We’ve all seen them — those rooms that appear to be well put together but are nonetheless lacking some elusive component. We don’t know exactly what’s wrong, just that something about the decor scheme isn’t quite working. Professional decorators, however, would be able to pinpoint the problem in an instant — and the answer would most likely be that the room lacked clear cut focal points.
Here’s how average homeowners can create appealing focal points in their indoor living spaces:
Colors and Accessories
If you’ve got a favorite piece of wall art, this is a natural focal point — but don’t stop at the piece itself. Even the best paintings, prints, or wall tapestry hangings don’t look their best if they’re placed on a plain wall with no other embellishments. Consider, for instance, adding some ceramic pieces in a contrasting or complementary color to nearby shelving as a way to unify the area, or perhaps a large vase placed nearby containing several decorative plumes.
Another natural focal point is the seating area. Most furniture is in neutral tones, but items such as colorful throw pillows can pull it all together. In the case of dining areas, the right table linens can turn an otherwise bland area into a focal point, particularly when accompanied by accessories such as floral bouquets and other tabletop accents.
Fireplaces, Bay Windows, and Other Built-Ins
Some rooms contain obvious focal points such as fireplaces or bay windows that have been built into the rooms. Even these areas, however, need some enhancements — a fireplace without adornments of some type on the mantel looks bland and neglected. Hanging a piece of attractive artwork over the fireplace is an excellent way to further draw the eye to this area, and bay windows cry out for plants, soft cushions and other inviting accents.

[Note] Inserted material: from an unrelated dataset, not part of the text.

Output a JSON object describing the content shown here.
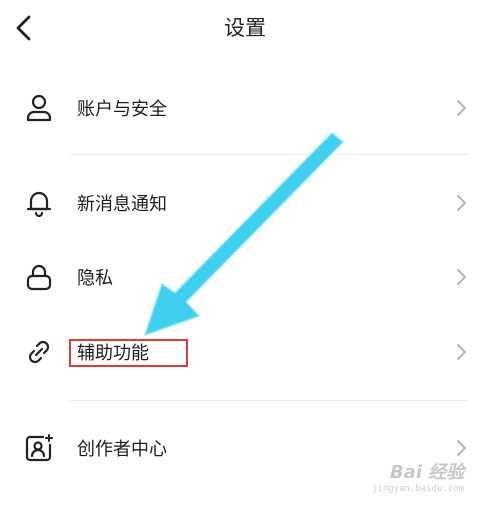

Window treatments are also important when creating focal points. For instance, a large picture window may reveal an incredible view, but it’s still going to look a bit bland if left unadorned. Naturally, you don’t want a heavy window treatment that is going to detract from the view, so keep things light and airy in this area with perhaps some colored blinds to pull after the sun goes down or when you want some privacy.
Walls and Floors
If you don’t have a built in focal point in the room such as a fireplace or bay window, you can create one by having bookcases installed on one of the walls, hanging a large, colorful wall tapestry, or perhaps creating an accent wall using paint and texturing techniques.
Seating areas can also be pulled together as a focal point by placing an eye-catching rug among the main grouping of furniture. For instance, if there is a sofa and a couple of chairs in the middle of the room, a colorful rug placed in the open area in front of them will pull it all together in an appealing way.
One of the most important aspects of focal points is that the average room can only contain one or two before it simply looks too busy, so choose focal points wisely and well.